Lit/South Awards 2022
Poetry Judge


Jessica Jacobs

Ordinary Immanence

In New York, sidewalks were so crowded it was easier
to walk in the street, and three stories up
from all the elbows and breath, always
the same city dream: in the back

                     of my cramped apartment, a door

I’d somehow not seen. I’d press my ear to it
and hear the cavernous echo
of air arcing through hidden, innumerable rooms,
rooms I owned but had never entered.

Many years, many states away, in a far

                     more spacious place, at the braking

of a garbage truck, at the creak and hoist
of its mechanical arm pinioning a block’s-length

                                                  of bins to hoist and dump, I look up

from a book and know (the truck outside
rumbling away, my waste fraternizing with the waste

                     of my neighbors) that I want

to believe in God.

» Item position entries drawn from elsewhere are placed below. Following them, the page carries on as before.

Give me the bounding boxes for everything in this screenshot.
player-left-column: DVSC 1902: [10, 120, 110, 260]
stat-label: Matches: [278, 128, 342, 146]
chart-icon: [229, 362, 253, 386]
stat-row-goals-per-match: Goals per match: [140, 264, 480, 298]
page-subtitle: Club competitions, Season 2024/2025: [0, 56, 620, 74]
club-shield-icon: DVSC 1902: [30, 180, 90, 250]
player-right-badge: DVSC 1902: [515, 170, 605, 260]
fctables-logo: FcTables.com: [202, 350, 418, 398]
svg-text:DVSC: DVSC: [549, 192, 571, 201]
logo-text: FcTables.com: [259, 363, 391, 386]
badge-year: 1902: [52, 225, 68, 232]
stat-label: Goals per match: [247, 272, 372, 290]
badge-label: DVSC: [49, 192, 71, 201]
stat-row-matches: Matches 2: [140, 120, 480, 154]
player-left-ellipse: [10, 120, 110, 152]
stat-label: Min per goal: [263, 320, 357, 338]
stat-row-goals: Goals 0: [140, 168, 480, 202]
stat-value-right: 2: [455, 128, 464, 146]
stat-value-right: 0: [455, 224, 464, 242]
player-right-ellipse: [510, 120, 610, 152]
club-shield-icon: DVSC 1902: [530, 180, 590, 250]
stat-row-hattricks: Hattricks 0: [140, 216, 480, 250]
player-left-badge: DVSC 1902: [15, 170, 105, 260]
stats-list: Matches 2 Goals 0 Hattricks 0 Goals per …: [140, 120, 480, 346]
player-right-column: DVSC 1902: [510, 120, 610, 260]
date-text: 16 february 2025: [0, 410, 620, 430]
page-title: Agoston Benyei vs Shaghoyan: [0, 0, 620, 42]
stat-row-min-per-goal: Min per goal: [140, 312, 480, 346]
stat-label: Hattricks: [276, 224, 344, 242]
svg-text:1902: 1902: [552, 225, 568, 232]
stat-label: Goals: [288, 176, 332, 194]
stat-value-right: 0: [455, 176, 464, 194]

Just like that—a new door
in a room I thought I knew by heart.

My hand is on the doorknob now, my ear
to the grain.

But what I hear

                 is the crackling hum

                        of light bulbs above, the tissued whisper

of an iris opening, the deep breathing

                                 of the daily world—nothing

                                              from the other side.

How do you listen for a sound you’ve never heard?

                     Or, more precisely,

                                for a sound you know so well

                                                                you’ve never heard it?